Juantxo 'Quijote' Villarreal

Veo las imágenes del partido del Naturhouse en Artaleku, el pabellón de Irún, y la memoria juguetona me devuelve a mi época de juvenil. Así, como un click, automáticamente.

Tuve la suerte de jugar con el Calasancio juvenil una fase sector en Artaleku. Para nosotros suponía un hito histórico. ¡Cambiar el polideportivo de Escolapios por Artaleku!
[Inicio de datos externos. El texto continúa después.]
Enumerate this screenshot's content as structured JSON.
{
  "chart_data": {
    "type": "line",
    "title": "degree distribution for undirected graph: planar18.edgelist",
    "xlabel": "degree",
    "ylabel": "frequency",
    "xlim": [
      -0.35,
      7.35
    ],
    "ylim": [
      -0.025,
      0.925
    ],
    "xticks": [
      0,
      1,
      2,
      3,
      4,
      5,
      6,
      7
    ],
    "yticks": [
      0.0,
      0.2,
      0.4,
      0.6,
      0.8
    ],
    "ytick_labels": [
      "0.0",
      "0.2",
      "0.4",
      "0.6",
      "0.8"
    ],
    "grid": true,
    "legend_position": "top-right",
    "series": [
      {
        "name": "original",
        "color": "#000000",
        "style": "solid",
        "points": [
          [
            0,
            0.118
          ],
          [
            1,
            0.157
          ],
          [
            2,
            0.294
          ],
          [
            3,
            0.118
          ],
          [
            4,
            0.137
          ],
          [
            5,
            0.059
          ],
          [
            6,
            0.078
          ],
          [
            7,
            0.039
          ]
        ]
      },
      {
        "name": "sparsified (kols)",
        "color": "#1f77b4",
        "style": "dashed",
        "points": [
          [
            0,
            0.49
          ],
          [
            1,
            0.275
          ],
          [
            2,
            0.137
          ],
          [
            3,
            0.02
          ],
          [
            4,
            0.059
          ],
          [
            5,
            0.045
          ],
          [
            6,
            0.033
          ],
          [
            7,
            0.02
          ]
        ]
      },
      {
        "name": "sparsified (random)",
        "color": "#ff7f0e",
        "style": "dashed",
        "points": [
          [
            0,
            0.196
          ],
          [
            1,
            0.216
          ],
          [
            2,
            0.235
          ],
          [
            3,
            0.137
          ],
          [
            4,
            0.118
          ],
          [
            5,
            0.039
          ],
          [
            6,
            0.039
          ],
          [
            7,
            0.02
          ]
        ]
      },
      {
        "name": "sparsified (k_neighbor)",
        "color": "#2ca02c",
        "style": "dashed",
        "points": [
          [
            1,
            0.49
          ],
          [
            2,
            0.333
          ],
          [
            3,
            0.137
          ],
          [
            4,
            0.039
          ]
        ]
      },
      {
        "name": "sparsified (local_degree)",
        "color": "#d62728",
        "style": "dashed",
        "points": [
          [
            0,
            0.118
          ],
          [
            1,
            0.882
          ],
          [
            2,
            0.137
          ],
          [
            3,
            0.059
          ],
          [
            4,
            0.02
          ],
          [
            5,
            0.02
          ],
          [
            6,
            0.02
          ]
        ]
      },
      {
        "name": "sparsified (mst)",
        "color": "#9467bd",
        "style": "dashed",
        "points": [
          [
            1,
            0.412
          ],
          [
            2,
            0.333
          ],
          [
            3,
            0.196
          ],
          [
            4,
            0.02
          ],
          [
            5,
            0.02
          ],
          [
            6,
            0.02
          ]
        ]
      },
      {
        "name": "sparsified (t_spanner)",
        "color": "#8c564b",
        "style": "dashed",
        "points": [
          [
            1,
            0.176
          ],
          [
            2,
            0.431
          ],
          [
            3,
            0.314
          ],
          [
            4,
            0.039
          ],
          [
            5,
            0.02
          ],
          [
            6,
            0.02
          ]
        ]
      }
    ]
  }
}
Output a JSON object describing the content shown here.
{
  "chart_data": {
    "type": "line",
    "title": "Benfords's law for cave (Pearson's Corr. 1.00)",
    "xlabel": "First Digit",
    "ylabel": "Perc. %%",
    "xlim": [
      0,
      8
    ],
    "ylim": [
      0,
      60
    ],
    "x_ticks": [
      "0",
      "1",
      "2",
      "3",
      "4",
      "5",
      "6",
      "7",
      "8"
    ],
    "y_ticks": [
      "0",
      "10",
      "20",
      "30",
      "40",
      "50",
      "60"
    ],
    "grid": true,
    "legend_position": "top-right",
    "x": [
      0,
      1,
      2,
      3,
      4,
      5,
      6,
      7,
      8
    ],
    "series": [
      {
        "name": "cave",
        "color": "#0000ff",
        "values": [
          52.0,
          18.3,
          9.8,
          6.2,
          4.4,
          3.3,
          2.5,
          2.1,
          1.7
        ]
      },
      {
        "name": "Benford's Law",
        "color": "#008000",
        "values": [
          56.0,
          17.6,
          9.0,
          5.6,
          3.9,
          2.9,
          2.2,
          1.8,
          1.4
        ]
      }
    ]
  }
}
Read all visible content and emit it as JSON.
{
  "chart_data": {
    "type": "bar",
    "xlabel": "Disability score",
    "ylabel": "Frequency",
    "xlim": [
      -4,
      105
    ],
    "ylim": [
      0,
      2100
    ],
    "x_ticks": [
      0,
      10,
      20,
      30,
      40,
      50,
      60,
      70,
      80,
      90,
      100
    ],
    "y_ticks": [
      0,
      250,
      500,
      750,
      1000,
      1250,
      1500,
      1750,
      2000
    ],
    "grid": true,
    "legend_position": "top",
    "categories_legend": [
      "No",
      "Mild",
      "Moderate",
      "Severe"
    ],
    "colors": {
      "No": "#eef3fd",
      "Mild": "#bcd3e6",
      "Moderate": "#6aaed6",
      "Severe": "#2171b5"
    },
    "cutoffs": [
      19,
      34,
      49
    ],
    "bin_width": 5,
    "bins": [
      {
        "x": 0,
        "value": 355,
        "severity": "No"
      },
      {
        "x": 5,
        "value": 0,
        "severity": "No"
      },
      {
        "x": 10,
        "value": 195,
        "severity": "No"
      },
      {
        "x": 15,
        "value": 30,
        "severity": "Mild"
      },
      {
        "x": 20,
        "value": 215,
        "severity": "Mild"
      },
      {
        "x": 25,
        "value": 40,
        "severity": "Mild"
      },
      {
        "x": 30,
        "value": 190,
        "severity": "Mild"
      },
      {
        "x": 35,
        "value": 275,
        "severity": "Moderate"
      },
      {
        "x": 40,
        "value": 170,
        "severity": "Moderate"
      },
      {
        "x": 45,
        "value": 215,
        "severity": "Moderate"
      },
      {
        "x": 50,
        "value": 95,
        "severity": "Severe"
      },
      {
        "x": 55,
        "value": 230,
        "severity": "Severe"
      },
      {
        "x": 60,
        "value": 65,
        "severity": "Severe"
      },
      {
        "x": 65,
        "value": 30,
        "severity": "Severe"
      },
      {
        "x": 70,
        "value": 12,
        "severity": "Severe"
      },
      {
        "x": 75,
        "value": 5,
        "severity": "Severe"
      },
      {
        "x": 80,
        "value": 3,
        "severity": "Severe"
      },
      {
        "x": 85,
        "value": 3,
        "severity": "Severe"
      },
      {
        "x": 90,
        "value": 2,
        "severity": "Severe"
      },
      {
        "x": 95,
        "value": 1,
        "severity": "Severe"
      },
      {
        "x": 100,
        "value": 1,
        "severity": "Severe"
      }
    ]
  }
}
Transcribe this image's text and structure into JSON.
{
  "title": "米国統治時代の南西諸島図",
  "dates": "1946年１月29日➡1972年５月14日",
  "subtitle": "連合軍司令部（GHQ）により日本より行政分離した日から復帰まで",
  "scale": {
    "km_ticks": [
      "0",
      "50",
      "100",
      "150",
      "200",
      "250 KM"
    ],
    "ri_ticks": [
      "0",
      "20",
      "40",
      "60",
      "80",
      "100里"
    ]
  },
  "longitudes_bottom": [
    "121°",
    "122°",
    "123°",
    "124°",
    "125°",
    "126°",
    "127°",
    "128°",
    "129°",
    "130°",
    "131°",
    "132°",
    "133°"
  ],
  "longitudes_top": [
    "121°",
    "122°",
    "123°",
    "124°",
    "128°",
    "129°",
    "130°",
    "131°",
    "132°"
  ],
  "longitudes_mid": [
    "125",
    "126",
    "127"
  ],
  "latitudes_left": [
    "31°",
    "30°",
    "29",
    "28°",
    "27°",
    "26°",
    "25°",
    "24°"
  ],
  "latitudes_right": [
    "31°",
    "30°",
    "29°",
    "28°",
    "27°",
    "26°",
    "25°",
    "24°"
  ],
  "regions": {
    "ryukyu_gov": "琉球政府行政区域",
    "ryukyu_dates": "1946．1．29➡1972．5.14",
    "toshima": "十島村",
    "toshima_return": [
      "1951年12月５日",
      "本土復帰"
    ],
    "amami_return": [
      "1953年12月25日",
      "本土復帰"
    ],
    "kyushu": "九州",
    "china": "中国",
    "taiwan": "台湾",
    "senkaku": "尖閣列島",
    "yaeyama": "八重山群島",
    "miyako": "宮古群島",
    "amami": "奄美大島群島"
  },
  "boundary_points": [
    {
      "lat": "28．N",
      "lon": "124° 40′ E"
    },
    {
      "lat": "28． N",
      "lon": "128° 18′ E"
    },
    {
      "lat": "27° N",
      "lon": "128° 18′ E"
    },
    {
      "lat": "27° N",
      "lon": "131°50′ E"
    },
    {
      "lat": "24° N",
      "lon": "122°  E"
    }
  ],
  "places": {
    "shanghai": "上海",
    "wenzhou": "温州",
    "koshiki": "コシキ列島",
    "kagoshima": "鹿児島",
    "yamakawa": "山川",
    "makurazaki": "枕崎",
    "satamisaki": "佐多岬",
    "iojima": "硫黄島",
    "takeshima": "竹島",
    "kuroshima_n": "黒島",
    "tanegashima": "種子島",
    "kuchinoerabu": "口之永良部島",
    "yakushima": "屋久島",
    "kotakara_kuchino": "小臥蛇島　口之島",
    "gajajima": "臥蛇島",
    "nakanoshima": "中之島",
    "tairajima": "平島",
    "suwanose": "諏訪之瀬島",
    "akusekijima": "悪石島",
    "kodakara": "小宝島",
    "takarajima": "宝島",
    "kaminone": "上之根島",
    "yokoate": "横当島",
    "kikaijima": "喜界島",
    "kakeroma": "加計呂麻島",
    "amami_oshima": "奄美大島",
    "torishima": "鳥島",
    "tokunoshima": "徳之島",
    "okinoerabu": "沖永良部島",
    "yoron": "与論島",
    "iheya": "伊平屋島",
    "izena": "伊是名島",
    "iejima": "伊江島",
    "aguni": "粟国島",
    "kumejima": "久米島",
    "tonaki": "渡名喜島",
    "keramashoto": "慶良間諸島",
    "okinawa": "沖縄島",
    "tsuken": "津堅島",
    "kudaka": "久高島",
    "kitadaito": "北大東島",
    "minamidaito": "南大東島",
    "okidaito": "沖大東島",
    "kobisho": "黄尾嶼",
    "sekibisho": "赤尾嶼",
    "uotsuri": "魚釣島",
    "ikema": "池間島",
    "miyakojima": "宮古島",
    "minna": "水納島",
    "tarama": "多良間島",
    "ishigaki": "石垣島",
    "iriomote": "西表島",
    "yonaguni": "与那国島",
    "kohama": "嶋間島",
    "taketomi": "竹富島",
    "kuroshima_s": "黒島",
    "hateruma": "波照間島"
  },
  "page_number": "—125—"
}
Eran los años en los que el Elgorriaga Bidasoa era uno de los equipos punteros en España y también en Europa. La nave amarilla -la del Bidasoa, no la del Calasancio que también es amarilla pero solo llega a barquita de pescador- la comandaba Juantxo Villarreal. Un vecino de Rentería, un hombre de la casa redondo y barbudo, físicamente más cerca de Sancho Panza, pero Quijote en su incondicional amor por el balonmano. ¿Existe empresa mayor para un caballero de este deporte que tocar la gloria con el equipo de tu casa, con tus vecinos en la grada, con gente de una cantera bien trabajada?

Durante 22 años ininterrumpidos, sí, sí, han leído bien, durante 22 años ininterrumpidos Juantxo Villarreal entrenó al Elgorriaga Bidasoa y consiguió 2 Ligas Asobal, 1 Copa de Europa, 1 Recopa de Europa, 2 Copa del Rey, 1 Supercopa de España y 1 Copa Asobal.

¡A por ellos que son gigantes! Debió pensar Quijote Villarreal cuando los croatas del Badel Zagreb pisaron Artaleku en la final de la Copa de Europa en la temporada 94-95. Aquel Elgorriaga de Svensson, Perunicic, Fernando Bolea, Kisselev, Aitor Etxaburu e Iñaki Ordóñez entre otros levantó la copa de vencedor.

Sirvan estas líneas para homenajear a Juantxo Villarreal y a todos los quijotes anónimos que han trabajado, trabajan o trabajarán por nuestro deporte: el balonmano. Este deporte que intenta sobrevivir al zarpazo de la crisis, del maldito dinero.

"Sobre un buen cimiento se puede levantar un buen edificio y el mejor cimiento y zanja del mundo es el dinero"

El Ingenioso Hidalgo Don Quijote de la Mancha.